Der Richter hatte hier extra noch mal nachgefragt, vielleicht weil diese Wertung doch etwas gegensätzlich zu ihrem Vortrag stand. Von einer "Einzigartigkeit" kann man offenbar wohl nicht die Rede sein, da hätte sie dann von "mit an Sicherheit grenzender Wahrscheinlichkeit" sprechen müssen und nur "wahrscheinlich" ist davon weit entfernt.
Ein reines "wahrscheinlich" ohne stützende weitere Indizien hätten vermutlich nicht zu einer Verurteilung gereicht.
Da gab es eben noch andere, die Sache, dass er das Tonbandgerät angeblich auf dem Flohmarkt erstanden haben soll und dies nicht verifiziert werden konnte. Das war aber auch nur ein Indiz, das auch anders erklärt werden kann. Auch die Wohnortnähe ist sicherlich ein Indiz gewesen und es gibt weitere.
ErwinKöster schrieb:Ich bilde mir ein irgendwo gelesen zu haben (kann mich aber auch täuschen), dass im Urteil aufgrund der besonders verwerflichen Tatumstände und der qualvollen Umstände für das Opfer eine besondere Schwere der Schuld festgestellt wurde, sollte das der Fall sein wird es mit den 15 Jahren eher nix, sondern es kann uU noch weitere 10 Jahre dauern bis der Täter freikommt.

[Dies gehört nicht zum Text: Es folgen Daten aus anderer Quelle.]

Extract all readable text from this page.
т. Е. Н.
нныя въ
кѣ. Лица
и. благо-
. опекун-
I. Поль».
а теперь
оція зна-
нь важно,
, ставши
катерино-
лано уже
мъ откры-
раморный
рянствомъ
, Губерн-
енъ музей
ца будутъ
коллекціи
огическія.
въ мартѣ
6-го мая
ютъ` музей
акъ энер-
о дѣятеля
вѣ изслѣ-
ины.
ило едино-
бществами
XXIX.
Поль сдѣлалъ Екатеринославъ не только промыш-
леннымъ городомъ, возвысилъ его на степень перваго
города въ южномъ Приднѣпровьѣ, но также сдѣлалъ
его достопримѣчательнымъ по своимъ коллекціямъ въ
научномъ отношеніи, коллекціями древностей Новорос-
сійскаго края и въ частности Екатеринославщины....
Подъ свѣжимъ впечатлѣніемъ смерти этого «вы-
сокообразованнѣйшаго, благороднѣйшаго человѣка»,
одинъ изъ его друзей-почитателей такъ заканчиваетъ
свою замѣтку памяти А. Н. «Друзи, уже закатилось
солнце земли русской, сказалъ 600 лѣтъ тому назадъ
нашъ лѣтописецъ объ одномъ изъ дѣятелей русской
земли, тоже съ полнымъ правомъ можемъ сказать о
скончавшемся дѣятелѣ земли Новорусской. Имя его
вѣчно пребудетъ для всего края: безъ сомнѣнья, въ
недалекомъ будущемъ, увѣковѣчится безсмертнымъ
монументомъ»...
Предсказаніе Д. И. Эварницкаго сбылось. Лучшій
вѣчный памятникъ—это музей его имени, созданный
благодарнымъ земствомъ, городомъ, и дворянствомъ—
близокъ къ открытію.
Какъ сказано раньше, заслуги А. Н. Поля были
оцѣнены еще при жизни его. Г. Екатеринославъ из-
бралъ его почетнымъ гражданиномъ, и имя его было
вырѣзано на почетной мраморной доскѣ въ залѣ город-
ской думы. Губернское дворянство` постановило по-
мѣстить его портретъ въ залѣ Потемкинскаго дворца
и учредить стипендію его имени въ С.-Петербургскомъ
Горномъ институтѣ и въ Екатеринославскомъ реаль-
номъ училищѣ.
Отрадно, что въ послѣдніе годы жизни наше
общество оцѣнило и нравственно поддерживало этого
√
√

Ich glaube, dass Du das verwechselst. Es gab folgenden Bericht im ZDF:
https://www.zdf.de/dokumentation/37-grad/ich-war-es-nicht-zwei-urteile-und-viele-zweifel-100.html
Und da wurden die zwei Fälle betrachtet. Im Fall Böhringer wurde der Täter zu lebenslanger Haft mit der Feststellung der besonderen Schwere der Schuld verurteilt. Der Fall Ursula Herrman taucht wegen der DNA-Spur bei vielen Artikeln auf.
Aber hier nochmal der Arikel aus der FAZ bzgl. des ursprünglichen Urteils von 2010:
http://www.faz.net/aktuell/gesellschaft/kriminalitaet/urteil-29-jahre-nach-der-tat-lebenslange-haft-fuer-mord-an-ursula-herrmann-1950837.html
Dort wird "nur" von lebenslanger Haft gesprochen, keine Feststellung der Schwere der Schuld.